Then Patsy went off to his room, but he did not go to bed. He sat on the side of it for a long time debating matters in his mind.

He had saved Lady Molyneux’s jewels, he had not betrayed his trust, he had helped in the capture of the worst character in the county. He had done his duty, in fact, but he was not thinking of that.

He had proposed, it will be remembered, that Mr Fanshawe should load a gun with bullets and blow Paddy Murphy’s head off, and he had made the proposition in all seriousness.

But Paddy free and Paddy in prison were different people. All the sympathy in his queer nature was aroused for the man in the potato room, for prison, to the Celtic imagination, is a far more terrible thing than death.

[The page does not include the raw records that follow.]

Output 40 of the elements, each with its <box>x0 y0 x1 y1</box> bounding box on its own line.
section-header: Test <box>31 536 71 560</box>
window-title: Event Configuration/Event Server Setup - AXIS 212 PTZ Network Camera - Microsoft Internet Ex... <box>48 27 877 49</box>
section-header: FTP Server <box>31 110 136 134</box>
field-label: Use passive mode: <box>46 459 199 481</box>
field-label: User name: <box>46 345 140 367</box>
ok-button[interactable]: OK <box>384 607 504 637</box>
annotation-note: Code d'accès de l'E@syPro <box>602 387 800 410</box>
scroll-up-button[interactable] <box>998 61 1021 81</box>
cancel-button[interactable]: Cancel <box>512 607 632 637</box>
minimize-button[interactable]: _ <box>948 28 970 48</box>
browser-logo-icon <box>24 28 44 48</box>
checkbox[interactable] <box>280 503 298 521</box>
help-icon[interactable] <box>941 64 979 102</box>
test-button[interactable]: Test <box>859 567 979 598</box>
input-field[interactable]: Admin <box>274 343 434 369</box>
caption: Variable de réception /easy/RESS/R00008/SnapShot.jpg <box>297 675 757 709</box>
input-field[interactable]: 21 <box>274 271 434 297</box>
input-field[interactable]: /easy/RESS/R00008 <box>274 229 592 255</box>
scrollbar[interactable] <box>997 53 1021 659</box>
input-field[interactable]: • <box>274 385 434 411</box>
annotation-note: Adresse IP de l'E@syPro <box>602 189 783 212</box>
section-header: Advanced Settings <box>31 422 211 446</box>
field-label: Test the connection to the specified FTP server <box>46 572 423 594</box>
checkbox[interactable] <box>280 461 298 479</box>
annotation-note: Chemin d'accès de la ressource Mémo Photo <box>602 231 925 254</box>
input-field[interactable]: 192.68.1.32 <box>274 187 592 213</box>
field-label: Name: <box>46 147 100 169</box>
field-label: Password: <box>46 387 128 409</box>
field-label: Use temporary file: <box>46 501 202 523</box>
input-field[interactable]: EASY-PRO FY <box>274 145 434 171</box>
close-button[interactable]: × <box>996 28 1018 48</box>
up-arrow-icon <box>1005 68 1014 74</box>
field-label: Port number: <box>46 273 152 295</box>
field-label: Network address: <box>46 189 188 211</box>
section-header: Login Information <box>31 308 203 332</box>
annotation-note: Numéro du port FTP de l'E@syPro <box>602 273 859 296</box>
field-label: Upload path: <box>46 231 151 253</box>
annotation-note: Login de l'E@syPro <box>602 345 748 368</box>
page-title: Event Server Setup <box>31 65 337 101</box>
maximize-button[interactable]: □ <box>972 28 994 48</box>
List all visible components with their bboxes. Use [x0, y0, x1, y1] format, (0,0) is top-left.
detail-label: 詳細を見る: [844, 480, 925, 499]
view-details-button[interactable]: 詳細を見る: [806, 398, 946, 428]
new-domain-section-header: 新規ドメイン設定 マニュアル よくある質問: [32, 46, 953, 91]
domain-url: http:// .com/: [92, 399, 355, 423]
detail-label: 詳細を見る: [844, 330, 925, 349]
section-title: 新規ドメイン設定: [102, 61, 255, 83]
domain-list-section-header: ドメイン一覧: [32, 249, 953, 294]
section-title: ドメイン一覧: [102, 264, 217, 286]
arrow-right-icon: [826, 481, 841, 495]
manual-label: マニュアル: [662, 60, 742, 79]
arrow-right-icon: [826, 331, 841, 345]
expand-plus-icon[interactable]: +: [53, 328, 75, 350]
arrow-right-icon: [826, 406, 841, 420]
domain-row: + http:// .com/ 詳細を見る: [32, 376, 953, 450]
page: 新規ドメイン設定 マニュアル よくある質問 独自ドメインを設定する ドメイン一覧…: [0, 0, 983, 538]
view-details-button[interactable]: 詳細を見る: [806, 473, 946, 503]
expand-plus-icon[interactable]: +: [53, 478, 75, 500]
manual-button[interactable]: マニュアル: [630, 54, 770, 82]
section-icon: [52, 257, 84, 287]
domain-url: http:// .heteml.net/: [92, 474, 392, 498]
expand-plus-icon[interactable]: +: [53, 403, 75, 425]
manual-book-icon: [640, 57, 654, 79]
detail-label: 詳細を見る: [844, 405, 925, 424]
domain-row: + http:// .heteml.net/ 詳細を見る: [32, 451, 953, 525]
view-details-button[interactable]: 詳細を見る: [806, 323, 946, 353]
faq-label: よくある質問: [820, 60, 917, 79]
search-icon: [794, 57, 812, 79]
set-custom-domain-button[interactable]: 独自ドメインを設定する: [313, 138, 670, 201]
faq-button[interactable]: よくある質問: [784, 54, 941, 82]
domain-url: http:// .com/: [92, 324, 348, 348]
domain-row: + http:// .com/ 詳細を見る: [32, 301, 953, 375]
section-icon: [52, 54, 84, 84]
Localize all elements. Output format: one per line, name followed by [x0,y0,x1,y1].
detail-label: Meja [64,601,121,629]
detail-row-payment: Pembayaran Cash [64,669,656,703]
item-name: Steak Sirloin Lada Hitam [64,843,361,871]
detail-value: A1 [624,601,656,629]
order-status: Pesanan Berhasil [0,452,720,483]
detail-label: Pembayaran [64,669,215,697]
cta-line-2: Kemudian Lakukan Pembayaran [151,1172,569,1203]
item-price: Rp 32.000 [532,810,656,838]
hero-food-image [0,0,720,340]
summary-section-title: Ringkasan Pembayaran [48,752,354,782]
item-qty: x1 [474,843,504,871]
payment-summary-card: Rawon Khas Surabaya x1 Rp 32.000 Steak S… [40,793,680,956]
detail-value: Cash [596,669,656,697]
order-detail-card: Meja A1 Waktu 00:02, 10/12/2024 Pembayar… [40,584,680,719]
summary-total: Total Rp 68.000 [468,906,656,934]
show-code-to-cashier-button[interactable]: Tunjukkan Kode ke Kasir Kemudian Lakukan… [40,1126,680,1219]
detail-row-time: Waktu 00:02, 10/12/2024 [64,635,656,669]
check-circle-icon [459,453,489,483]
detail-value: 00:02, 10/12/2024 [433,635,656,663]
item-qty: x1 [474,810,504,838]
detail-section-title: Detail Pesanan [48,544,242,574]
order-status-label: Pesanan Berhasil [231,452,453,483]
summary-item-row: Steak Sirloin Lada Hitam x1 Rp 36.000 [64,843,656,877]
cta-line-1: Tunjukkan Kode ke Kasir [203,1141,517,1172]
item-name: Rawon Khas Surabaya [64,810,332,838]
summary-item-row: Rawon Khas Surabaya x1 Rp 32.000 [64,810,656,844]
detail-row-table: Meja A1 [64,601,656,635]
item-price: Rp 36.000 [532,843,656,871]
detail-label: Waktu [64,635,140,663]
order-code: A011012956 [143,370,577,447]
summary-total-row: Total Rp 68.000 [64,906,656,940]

Patsy got off his bed and, candle in hand, left his room; he came down the passage to the cupboard where the under-gardener kept his tool-chest.

He took a file from it, came back up the passage to the potato room door, slipped the file under the door, and knocked.

A loud snore was the only answer. He knocked again without eliciting a reply.

“He’s aslape,” muttered Patsy; “but maybe he’ll see it when he wakes.”

Upstairs, Mr Boxall, who had taken advantage of the open window to enter the house during Mr Murphy’s incarceration in the potato room, was making plans to leave Ireland to the Irish as soon as might be.

The incident of Mr Mooney, the outcries of Mr Murphy, the whole affair, in short, was incomprehensible to his mind, and only to be summed up in one formula: “D——d savages.”